In the newspaper today it was reported that a woman had lost control of her car and slammed into a house. This is not the first time I’ve noticed this. Several announcements of car accidents specify that the driver was a woman.
Why is it necessary to be gender specific? Why can’t an accident report merely state “The driver of the car …”
In my opinion, women are discriminated against in all kinds of situations. For instance …
I’ve been all over the Net looking for women’s sneakers. I’ve looked at Sketchers, and Sportscheck, and other places and I don’t like what I see.
Sportcheck was running a special yesterday on men’s training shoes, pricing a particular pair down from $99.99 to $49.99. In women’s training shoes they had a pair down from $189.99 to $94.99.
Why are women’s shoes more expensive than men’s?
And it’s not just trainers, golf shoes, tennis shoes, etc. it’s regular shoes too. And it makes no sense. Men’s feet are bigger than women’s feet, so more leather is needed, yet women’s shoes are far more expensive than men’s shoes.
And it’s not just shoes, it’s all kinds of things.
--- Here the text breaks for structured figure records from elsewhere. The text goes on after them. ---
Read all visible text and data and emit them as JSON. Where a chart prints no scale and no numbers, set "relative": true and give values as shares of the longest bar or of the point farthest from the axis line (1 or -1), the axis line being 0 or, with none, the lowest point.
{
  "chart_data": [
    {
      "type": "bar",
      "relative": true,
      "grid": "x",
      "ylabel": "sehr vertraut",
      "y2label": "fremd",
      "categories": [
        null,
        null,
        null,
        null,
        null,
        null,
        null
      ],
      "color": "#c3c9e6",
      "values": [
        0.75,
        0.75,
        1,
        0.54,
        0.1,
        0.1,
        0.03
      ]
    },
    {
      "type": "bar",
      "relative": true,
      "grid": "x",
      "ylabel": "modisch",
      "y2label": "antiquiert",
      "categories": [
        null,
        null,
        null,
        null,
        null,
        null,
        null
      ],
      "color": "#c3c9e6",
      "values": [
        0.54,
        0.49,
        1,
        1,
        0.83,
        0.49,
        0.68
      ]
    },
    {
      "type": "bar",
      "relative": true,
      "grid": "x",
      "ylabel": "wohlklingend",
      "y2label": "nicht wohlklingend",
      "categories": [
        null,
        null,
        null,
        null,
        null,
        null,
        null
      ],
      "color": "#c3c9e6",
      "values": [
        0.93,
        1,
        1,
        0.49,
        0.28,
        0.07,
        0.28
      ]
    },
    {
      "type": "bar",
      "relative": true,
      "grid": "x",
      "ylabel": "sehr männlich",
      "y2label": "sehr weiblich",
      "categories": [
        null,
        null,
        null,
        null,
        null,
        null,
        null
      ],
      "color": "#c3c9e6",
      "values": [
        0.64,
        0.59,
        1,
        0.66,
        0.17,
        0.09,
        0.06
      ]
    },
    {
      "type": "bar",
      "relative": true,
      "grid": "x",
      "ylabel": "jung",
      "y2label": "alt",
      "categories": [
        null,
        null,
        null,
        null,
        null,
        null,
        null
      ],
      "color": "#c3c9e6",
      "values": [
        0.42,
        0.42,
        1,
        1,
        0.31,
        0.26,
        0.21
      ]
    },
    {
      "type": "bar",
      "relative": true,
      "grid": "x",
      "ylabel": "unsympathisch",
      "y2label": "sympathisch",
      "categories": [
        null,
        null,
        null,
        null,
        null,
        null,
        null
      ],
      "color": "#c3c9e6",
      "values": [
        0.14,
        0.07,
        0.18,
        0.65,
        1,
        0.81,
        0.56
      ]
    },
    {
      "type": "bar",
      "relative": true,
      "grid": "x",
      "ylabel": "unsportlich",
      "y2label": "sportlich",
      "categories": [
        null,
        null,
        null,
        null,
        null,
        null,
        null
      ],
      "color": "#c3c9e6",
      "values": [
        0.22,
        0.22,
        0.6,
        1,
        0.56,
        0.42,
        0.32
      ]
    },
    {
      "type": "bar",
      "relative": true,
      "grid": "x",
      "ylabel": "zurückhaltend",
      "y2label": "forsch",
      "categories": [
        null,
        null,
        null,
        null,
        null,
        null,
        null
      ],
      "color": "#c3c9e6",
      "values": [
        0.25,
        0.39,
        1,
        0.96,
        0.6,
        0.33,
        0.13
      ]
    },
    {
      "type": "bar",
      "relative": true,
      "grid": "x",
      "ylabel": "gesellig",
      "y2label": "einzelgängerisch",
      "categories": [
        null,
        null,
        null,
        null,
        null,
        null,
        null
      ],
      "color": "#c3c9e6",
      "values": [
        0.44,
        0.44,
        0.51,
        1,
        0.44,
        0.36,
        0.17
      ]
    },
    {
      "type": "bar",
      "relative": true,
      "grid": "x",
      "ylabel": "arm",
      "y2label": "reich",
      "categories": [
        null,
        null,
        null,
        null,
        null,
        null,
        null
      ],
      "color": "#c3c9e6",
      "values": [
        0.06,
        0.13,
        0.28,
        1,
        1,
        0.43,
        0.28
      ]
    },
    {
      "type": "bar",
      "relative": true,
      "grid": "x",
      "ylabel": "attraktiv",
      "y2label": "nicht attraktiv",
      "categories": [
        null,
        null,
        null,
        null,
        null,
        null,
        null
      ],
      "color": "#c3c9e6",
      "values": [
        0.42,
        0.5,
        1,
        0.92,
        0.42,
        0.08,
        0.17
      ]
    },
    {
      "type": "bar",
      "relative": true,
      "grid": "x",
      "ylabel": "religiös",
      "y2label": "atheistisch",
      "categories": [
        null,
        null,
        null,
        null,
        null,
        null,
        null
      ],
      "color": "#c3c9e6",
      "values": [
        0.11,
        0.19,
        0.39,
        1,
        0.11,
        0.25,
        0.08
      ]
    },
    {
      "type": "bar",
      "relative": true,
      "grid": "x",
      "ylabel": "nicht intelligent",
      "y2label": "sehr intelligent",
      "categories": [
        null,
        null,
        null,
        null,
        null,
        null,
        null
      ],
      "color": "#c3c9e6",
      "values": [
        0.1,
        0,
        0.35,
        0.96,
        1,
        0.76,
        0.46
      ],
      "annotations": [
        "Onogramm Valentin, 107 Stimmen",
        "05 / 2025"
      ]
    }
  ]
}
The other day I took in two pairs of shoes for the heels to be repaired. One pair was Dieter’s, which needed a considerable patch of rubber to repair to heel, the other pair were mine, which required a tiny piece of rubber for the heel. Yet despite the fact that the rubber required for Dieter’s repair was at least ten times bigger than my repair, he only had to pay $10 while I had to pay $20. Now how exactly does that work?
Clothing stores are equally discriminating.
The last time I was at Zara’s, I looked at blouses and while I saw some beautiful things, they were kind of expensive. Some blouses, plain blouses, were labelled just under a $100, some over $100, others still way over my budget. The same with slacks, some hovered around the $100, some were way over that amount.
I also looked at the Zara’s men’s section and noticed some very nice shirts for just $45 and pants for $65. I was confused. More material was needed for men’s clothing, yet it was cheaper than women’s clothing.
And it doesn’t stop there. Hair stylists also discriminate.
I recently picked up a price list of a downtown hair salon.
Cut and style by a creative director - $125.
Cut and style by a creative manager - $95.
Cut and style by new talent - $65
Cut and style - $30.
As for salaries, we won’t even go there. While there are probably plenty of women who get equal pay to men, there are far more who don’t. Just the other day I heard that female workers of a particular organization demanded equal pay to the male workers. The organization flat out refused, stating that it would cost them millions.
Is sex discrimination dead … not at all.